As Large Language Model (LLM) agents become more capable, their coordinated use in the form of multi-agent systems is anticipated to emerge as a practical paradigm. Prior work has examined the safety and misuse risks associated with agents. However, much of this has focused on the single-agent case and/or setups missing basic engineering safeguards such as access control, revealing a scarcity of threat modeling in multi-agent systems. We investigate the security vulnerabilities of a popular multi-agent pattern known as the orchestrator setup, in which a central agent decomposes and delegates tasks to specialized agents. Through red-teaming a concrete setup representative of a likely future use case, we demonstrate a novel attack vector, OMNI-LEAK, that compromises several agents to leak sensitive data through a single indirect prompt injection, even in the \textit{presence of data access control}. We report the susceptibility of frontier models to different categories of attacks, finding that both reasoning and non-reasoning models are vulnerable, even when the attacker lacks insider knowledge of the implementation details. Our work highlights the importance of safety research to generalize from single-agent to multi-agent settings, in order to reduce the serious risks of real-world privacy breaches and financial losses and overall public trust in AI agents.

🔍 Key Points

  • Introduction of the OMNI-LEAK attack vector that compromises multi-agent systems by leaking sensitive data through indirect prompt injections, even with access controls in place.
  • An experimental evaluation of various frontier models reveals that most, except for one (claude-sonnet-4), are susceptible to at least one form of the OMNI-LEAK attack across different setups and database sizes.
  • Development of the first benchmark for assessing the vulnerability of orchestrator multi-agent data leakage, highlighting the serious risks of privacy breaches in practical applications.

💡 Why This Paper Matters

This paper underscores the critical security vulnerabilities inherent in orchestrator multi-agent systems leveraging large language models. By presenting the OMNI-LEAK attack and demonstrating its effectiveness against various models, the authors illustrate the need for comprehensive threat modeling and mitigation strategies as these systems become increasingly integrated into real-world applications.

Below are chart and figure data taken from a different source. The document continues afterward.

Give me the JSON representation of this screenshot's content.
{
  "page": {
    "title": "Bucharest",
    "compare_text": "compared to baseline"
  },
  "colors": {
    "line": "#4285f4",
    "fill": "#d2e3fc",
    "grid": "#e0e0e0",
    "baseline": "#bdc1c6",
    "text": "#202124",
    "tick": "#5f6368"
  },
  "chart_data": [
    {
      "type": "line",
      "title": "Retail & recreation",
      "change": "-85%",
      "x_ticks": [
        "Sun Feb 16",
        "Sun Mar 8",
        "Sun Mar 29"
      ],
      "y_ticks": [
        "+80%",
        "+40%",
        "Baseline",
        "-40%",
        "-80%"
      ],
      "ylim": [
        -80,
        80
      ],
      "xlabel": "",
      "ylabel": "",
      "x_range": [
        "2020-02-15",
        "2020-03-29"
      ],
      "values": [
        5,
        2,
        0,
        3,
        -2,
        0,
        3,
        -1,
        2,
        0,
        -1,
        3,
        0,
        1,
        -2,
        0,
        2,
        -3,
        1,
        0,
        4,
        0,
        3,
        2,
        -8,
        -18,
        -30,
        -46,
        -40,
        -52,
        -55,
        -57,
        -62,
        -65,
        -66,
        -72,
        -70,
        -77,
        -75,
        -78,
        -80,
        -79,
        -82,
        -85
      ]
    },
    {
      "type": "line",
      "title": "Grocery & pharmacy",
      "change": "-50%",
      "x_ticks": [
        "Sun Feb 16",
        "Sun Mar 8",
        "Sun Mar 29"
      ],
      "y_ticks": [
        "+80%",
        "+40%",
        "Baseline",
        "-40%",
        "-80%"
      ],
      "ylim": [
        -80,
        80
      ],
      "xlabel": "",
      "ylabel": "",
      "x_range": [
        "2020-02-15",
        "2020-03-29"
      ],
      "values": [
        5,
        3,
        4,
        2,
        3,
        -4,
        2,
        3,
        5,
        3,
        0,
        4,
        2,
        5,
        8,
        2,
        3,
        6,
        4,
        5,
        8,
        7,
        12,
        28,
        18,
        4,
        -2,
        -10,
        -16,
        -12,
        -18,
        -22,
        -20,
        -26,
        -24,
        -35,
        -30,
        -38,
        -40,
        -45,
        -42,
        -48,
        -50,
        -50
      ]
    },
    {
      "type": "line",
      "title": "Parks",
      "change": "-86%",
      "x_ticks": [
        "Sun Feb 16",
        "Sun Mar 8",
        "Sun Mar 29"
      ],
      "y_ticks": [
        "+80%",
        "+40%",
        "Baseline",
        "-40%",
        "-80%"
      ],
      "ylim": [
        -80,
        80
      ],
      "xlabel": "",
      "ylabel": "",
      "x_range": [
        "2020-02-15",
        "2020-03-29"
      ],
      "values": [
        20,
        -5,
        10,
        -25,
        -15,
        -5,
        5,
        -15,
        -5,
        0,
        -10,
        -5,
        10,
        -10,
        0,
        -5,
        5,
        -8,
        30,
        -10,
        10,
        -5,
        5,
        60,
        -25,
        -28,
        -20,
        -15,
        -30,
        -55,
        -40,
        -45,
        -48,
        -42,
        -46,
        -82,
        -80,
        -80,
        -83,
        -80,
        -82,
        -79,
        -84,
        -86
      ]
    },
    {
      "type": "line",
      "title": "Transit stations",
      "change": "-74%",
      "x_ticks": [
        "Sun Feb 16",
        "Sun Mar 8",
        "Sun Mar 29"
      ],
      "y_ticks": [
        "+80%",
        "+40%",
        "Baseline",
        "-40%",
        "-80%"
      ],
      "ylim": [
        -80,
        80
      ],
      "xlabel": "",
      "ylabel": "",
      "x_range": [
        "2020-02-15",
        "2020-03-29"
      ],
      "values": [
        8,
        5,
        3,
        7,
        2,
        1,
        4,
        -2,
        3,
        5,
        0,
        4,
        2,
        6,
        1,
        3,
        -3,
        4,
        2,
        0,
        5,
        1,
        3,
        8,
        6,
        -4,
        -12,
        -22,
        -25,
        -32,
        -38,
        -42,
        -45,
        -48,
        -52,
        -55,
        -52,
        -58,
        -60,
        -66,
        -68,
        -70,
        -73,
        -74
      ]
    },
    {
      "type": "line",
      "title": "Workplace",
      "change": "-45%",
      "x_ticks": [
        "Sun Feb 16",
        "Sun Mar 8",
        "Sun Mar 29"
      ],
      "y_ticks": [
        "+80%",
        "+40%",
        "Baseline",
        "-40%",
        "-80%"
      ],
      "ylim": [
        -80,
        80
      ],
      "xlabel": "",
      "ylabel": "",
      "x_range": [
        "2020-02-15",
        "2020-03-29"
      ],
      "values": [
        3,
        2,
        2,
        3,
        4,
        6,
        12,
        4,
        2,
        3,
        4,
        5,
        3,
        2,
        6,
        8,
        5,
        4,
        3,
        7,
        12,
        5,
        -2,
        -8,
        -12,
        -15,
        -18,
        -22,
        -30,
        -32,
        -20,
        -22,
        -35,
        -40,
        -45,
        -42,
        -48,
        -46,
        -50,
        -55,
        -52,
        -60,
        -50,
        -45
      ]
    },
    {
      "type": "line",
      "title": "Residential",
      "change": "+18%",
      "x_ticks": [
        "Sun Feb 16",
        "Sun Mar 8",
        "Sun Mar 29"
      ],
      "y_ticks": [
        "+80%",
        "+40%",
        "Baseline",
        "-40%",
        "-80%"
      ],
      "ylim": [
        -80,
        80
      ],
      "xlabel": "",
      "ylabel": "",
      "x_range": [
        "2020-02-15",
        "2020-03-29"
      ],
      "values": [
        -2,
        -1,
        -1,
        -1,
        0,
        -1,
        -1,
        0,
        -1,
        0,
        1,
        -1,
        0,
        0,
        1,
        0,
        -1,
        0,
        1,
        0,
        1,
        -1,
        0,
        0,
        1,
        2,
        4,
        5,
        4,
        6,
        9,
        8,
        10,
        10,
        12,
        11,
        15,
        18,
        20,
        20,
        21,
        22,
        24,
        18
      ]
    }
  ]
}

🎯 Why It's Interesting for AI Security Researchers

The findings of this paper are pivotal for AI security researchers as they highlight a previously underexplored area of risk associated with multi-agent systems. This work not only reveals significant vulnerabilities in popular models but also serves as a foundation for devising enhanced safety measures and threat modeling frameworks for future AI deployments.